Two years ago, Debbie, a 50-year-old former long-haul truck driver, suffered a mental breakdown and walked off her job. "My home was my truck, so I lost both my home and my job," she says.

Carpenter's Place case managers arranged housing, mental health counseling, pro bono doctor and dentist appointments, even hair and makeup sessions to prepare her for the workplace. Today Debbie is studying for an associate's degree in business administration and working part time as an administrative assistant at a community college.

"Carpenter's Place was always there to lift me up whenever I got down and push me harder," she says. "If it weren't for them I really don't think I'd be on this earth."

Here's a look at the other winners of the $100,000 Purpose Prize:

  • Former corporate executive Barry Childs, 66, of Marylhurst Ore., grew up in Tanzania and returned to start Africa Bridge to help AIDS orphans. His organization builds classrooms, clinics and income-generating farming cooperatives for orphans' caregivers.
  • Housekeeper Margaret Gordon, 63, learned that pollution from the nearby Oakland, Calif., port contributed to rampant asthma that affected her family and community. She became an activist and later mayor-appointed commissioner to the busy container port. Gordon also cofounded West Oakland Environmental Indicators Project to fight pollution in her community.
  • Inez Killingsworth, 72, realized predatory lending practices led to foreclosures in her Cleveland neighborhood. She started Empowering and Strengthening Ohio's People, a foreclosure counseling agency to help homeowners negotiate with banks for more favorable terms and payment plans. The program now runs statewide and more than 80 percent of clients have loans modified.
  • As a hospital administrator, Judith Van Ginkel, 71, of Cincinnati knew the importance of in-home counseling for first-time, low-income mothers. She launched Every Child Succeeds to provide home visits by social workers until a child turns 3. The program has helped 16,500 families.
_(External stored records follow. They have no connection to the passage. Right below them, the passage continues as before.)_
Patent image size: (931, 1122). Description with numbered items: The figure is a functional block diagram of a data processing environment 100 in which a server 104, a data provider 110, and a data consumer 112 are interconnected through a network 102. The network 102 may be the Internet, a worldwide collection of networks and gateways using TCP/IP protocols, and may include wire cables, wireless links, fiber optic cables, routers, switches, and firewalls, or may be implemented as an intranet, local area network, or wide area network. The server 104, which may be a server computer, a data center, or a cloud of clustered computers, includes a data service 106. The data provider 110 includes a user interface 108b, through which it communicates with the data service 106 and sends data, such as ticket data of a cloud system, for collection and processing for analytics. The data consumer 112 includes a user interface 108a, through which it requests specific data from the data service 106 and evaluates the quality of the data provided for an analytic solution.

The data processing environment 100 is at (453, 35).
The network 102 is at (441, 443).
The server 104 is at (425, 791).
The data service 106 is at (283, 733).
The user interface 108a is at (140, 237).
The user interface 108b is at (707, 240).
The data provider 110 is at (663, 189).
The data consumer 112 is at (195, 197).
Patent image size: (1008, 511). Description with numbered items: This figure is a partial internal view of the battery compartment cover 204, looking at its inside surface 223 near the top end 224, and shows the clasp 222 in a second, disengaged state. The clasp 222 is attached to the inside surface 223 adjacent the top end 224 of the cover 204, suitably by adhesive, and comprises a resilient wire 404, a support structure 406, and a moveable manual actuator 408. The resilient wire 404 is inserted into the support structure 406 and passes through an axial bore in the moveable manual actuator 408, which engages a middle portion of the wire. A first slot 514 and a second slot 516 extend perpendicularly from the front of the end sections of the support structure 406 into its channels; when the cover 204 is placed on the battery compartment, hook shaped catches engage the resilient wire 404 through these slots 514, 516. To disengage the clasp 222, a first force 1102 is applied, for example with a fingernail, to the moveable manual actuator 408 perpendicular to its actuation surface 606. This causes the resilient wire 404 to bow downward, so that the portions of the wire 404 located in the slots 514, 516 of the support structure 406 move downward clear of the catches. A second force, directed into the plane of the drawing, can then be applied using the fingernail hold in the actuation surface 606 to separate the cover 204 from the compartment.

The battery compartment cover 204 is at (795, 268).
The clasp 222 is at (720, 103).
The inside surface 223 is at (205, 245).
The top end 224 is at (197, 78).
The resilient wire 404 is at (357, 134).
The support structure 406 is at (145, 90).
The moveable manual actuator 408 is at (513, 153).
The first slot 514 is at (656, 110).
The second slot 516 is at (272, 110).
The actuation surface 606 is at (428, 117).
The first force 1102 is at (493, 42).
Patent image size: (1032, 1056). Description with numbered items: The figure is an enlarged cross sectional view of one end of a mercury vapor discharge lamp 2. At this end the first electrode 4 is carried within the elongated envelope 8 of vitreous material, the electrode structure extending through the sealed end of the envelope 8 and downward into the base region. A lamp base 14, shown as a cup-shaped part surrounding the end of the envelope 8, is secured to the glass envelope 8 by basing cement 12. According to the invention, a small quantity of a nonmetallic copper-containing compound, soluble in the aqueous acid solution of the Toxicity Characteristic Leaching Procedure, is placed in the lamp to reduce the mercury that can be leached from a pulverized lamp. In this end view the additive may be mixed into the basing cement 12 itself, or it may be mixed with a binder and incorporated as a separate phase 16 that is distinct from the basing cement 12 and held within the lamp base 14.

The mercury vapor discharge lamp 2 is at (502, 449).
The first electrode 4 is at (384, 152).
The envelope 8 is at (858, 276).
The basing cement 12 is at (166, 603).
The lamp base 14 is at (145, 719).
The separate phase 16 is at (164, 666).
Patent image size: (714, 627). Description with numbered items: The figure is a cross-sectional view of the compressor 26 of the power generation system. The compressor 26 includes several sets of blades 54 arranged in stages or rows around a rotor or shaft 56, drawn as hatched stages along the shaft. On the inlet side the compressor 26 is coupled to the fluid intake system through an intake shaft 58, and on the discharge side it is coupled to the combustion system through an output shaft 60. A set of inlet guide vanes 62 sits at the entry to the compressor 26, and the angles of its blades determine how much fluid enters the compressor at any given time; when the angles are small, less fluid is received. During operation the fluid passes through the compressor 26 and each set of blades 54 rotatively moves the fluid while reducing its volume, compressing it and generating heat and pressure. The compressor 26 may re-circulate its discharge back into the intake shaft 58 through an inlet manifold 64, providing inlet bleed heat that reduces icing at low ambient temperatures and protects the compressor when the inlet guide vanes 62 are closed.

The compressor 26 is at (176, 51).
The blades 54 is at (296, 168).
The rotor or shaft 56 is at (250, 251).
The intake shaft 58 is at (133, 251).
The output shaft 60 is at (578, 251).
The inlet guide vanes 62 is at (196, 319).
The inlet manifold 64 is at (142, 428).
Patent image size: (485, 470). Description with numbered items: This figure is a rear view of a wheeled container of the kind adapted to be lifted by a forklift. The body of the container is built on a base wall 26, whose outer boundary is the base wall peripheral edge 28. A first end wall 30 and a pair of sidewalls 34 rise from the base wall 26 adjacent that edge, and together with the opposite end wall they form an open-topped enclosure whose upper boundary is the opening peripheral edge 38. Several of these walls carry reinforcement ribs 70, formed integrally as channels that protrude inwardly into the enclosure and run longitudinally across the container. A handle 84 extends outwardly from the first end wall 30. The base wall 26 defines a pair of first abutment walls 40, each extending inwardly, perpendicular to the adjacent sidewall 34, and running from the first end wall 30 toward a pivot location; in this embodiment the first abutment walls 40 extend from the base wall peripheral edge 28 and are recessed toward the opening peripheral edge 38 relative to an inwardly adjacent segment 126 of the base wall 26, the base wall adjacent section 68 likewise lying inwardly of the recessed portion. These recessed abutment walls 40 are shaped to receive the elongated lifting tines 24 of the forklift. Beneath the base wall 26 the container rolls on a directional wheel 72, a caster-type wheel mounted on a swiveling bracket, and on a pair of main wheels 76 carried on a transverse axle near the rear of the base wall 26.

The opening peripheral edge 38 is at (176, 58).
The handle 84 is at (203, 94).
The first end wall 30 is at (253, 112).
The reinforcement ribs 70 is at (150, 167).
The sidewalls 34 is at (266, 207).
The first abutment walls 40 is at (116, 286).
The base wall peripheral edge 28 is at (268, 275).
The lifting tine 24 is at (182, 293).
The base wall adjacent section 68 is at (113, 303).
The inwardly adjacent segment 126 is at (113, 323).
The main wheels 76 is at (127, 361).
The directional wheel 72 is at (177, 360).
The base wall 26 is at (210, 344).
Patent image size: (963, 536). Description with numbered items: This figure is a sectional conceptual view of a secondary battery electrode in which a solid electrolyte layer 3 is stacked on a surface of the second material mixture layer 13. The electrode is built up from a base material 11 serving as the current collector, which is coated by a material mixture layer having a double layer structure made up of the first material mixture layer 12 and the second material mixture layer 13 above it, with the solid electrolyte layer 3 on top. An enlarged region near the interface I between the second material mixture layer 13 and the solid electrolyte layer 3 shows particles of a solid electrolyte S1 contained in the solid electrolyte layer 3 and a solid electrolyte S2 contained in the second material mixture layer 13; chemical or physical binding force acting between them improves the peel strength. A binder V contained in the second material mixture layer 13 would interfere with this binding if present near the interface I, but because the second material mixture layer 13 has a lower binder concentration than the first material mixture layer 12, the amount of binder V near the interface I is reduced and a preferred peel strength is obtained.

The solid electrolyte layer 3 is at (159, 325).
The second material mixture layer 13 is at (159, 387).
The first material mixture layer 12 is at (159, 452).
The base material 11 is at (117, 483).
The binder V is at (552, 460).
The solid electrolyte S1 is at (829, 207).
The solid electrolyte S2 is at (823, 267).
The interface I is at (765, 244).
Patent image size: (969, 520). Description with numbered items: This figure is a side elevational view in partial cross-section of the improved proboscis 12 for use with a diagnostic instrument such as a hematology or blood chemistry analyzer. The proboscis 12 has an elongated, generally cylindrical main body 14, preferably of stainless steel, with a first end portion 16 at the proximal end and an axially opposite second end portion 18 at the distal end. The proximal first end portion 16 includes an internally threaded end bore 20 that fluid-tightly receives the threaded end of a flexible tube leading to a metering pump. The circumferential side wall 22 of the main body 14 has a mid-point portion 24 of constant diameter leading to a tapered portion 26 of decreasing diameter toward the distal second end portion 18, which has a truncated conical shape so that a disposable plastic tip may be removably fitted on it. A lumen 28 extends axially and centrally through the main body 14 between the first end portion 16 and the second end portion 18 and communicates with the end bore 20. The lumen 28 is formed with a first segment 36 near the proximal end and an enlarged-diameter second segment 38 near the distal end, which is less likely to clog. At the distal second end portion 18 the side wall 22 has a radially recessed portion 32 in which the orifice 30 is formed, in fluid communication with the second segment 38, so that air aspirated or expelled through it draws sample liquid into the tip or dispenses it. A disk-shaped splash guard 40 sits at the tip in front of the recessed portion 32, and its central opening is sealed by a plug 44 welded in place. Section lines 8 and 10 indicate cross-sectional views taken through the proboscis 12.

And these are $50,000 winners:

  • Barbara Chandler Allen, a former art museum administrator, created Fresh Artists to help fund art supplies in Philadelphia schools. Businesses and organizations donate money in return for large-scale reproductions of artwork created by K-12 students to display in offices. Fresh Artists uses the money to buy art supplies for under-resourced schools.
  • Former corporate lawyer Dana Freyer, 66, of New York cofounded Global Partnership for Afghanistan to help rural Afghans revitalize woodlots, vineyards and orchards. More than 12,000 Afghans have planted 8 million trees in 12 provinces, with the potential of providing a healthy income to residents in one of the poorest countries in the world.
  • Hubert Jones, 76, devoted a long career to resolving racial tensions by building nonprofit organizations and serving as the first-ever African American dean of the Boston University School of Social Work. As an encore, Jones founded the Boston Children's Chorus, bringing together children ages 7 to 18 of diverse racial, religious and economic backgrounds to perform around the world.
  • Former psychologist Donald Stedman, 79, of Raleigh, N.C., has a 15-year-old grandson with autism. He started New Voices Foundation to help students with serious disabilities thrive in public schools. The nonprofit has trained more than 50 teachers in five school districts and plans to open a school soon.
  • Bo Webb, 61, retired to his family home in Whitesville, W.Va., expecting to enjoy the majestic mountains. Instead the former businessman discovered the coal industry was blasting mountaintops to expose coal, destroying at least 500 mountains and burying 2,000 miles of streams. He joined the board of Coal River Mountain Watch, and enlists prominent environmentalists, celebrities and coalfield residents in a movement to abolish surface mining.

 

Elizabeth Pope is a writer in Portland, Maine.